Irresistible force Boris Johnson meets immovable object Brussels, writes Robert Peston

I don't know if Boris Johnson is as surprised to be prime minister as those who've known him for 20 years, and worked for him when he was Spectator editor, and became incredibly grumpy at his seeming pathological inability to make up his mind.

But it all felt a bit unreal and disconcerting to see Johnson at the dispatch box today in the Commons - even though I've been calling him a shoo-in for the job for months. I presume the sense of detachment will dissipate.

One thing about which Johnson has made up his mind, seemingly, is that - in the words he uttered to MPs - any negotiated deal to leave the EU "goes by way of the abolition of the backstop".

He said the same thing during the leadership campaign.

But it matters that he confirmed in his very first speech as PM in parliament that he wants the Withdrawal Agreement that Theresa May negotiated with EU leaders reopened and the lengthy section ripped up that is designed to keep open the border on the island of Ireland.

The EU has responded promptly, or rather the European Commission president Jean-Claude Juncker has done so.

In a phone call this afternoon, Juncker told Johnson "the Withdrawal Agreement is the best and only agreement possible - in line with the European Council guidelines".

In other words Juncker slapped Johnson down, on just his second day in office.

Johnson and his team will try to go round the back of Juncker, and his negotiator Michel Barnier - who was just as dismissive of what Johnson wants in an email to EU diplomats - by negotiating directly with EU government heads.

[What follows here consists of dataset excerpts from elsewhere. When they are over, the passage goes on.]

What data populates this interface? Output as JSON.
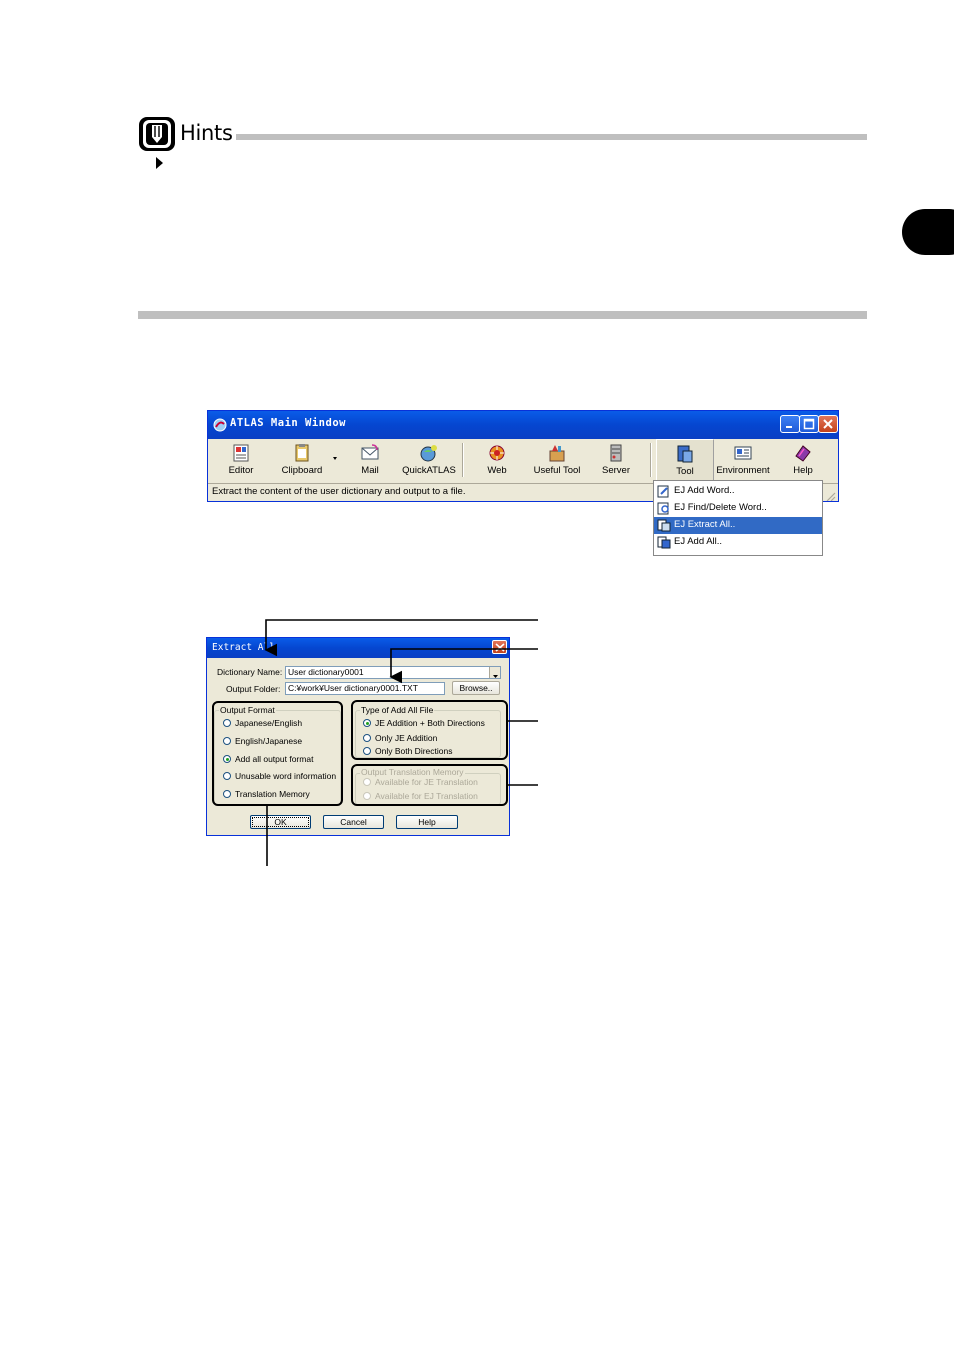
{
  "hints": {
    "title": "Hints"
  },
  "main_window": {
    "title": "ATLAS Main Window",
    "tools": [
      {
        "label": "Editor",
        "icon": "editor-icon"
      },
      {
        "label": "Clipboard",
        "icon": "clipboard-icon"
      },
      {
        "label": "Mail",
        "icon": "mail-icon"
      },
      {
        "label": "QuickATLAS",
        "icon": "quickatlas-icon"
      },
      {
        "label": "Web",
        "icon": "web-icon"
      },
      {
        "label": "Useful Tool",
        "icon": "useful-tool-icon"
      },
      {
        "label": "Server",
        "icon": "server-icon"
      },
      {
        "label": "Tool",
        "icon": "tool-icon"
      },
      {
        "label": "Environment",
        "icon": "environment-icon"
      },
      {
        "label": "Help",
        "icon": "help-icon"
      }
    ],
    "status": "Extract the content of the user dictionary and output to a file."
  },
  "menu": {
    "items": [
      "EJ Add Word..",
      "EJ Find/Delete Word..",
      "EJ Extract All..",
      "EJ Add All.."
    ],
    "selected_index": 2
  },
  "dialog": {
    "title": "Extract All",
    "dictionary_name_label": "Dictionary Name:",
    "dictionary_name_value": "User dictionary0001",
    "output_folder_label": "Output Folder:",
    "output_folder_value": "C:¥work¥User dictionary0001.TXT",
    "browse_label": "Browse..",
    "output_format": {
      "label": "Output Format",
      "options": [
        "Japanese/English",
        "English/Japanese",
        "Add all output format",
        "Unusable word information",
        "Translation Memory"
      ],
      "selected_index": 2
    },
    "add_all_type": {
      "label": "Type of Add All File",
      "options": [
        "JE Addition + Both Directions",
        "Only JE Addition",
        "Only Both Directions"
      ],
      "selected_index": 0
    },
    "translation_memory": {
      "label": "Output Translation Memory",
      "options": [
        "Available for JE Translation",
        "Available for EJ Translation"
      ]
    },
    "ok_label": "OK",
    "cancel_label": "Cancel",
    "help_label": "Help"
  },
  "colors": {
    "title_bar": "#0546d0",
    "dialog_face": "#ece9d8",
    "menu_highlight": "#316ac5",
    "rule_gray": "#bfbfbf"
  }
}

Boris Johnson and his team will try and go round the back of EU negotiator Michel Barnier. Credit: AP

In other words, Johnson hopes the European Council will change its guidelines to allow the painfully and painstakingly Withdrawal Agreement to be ripped up.

That could happen.

But my own Brussels sources say that the European Council will not be moved. "That will simply not happen" one told me.

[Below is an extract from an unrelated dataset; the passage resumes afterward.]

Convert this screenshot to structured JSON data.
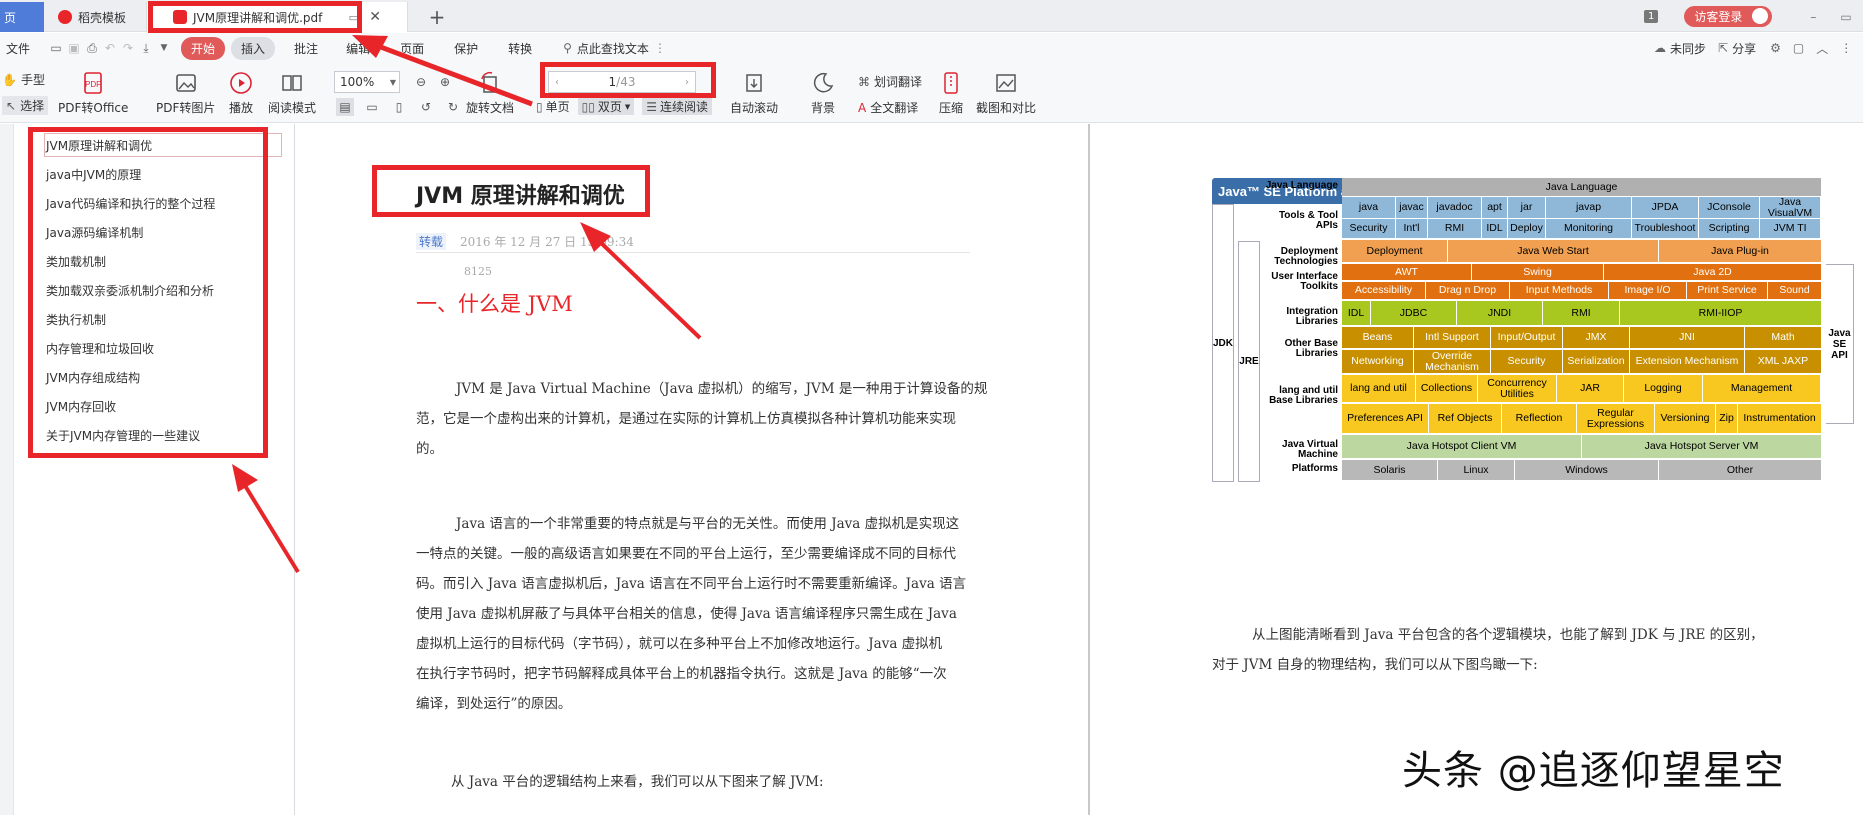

"27 [government heads] will not want to go there. We seem to be back in the era when the UK thought Brexit would not damage UK influence on EU affairs".

So at the risk of being one of those "doubters, doomsters, gloomsters" - whom Johnson excoriated on Wednesday from the steps of Downing Street - the more important part of the PM's statement today was probably his disclosure that he has instructed his de facto deputy Michael Gove to make preparations for a no-deal Brexit "his top priority" and the cabinet secretary Sir Mark Sedwill to "mobilise the civil service to deliver this outcome".

We are witnessing the irresistible force of Johnson coming up against the immovable object of Brussels - and the only possible consequence, if Johnson is to honour his pledge to remove the UK from the EU by October 31, is departure without a negotiated settlement.

Which, as I've been banging on about for weeks, means we are heading for an autumn general election, since parliament can and will frustrate a no-deal Brexit unless there is a popular mandate for it.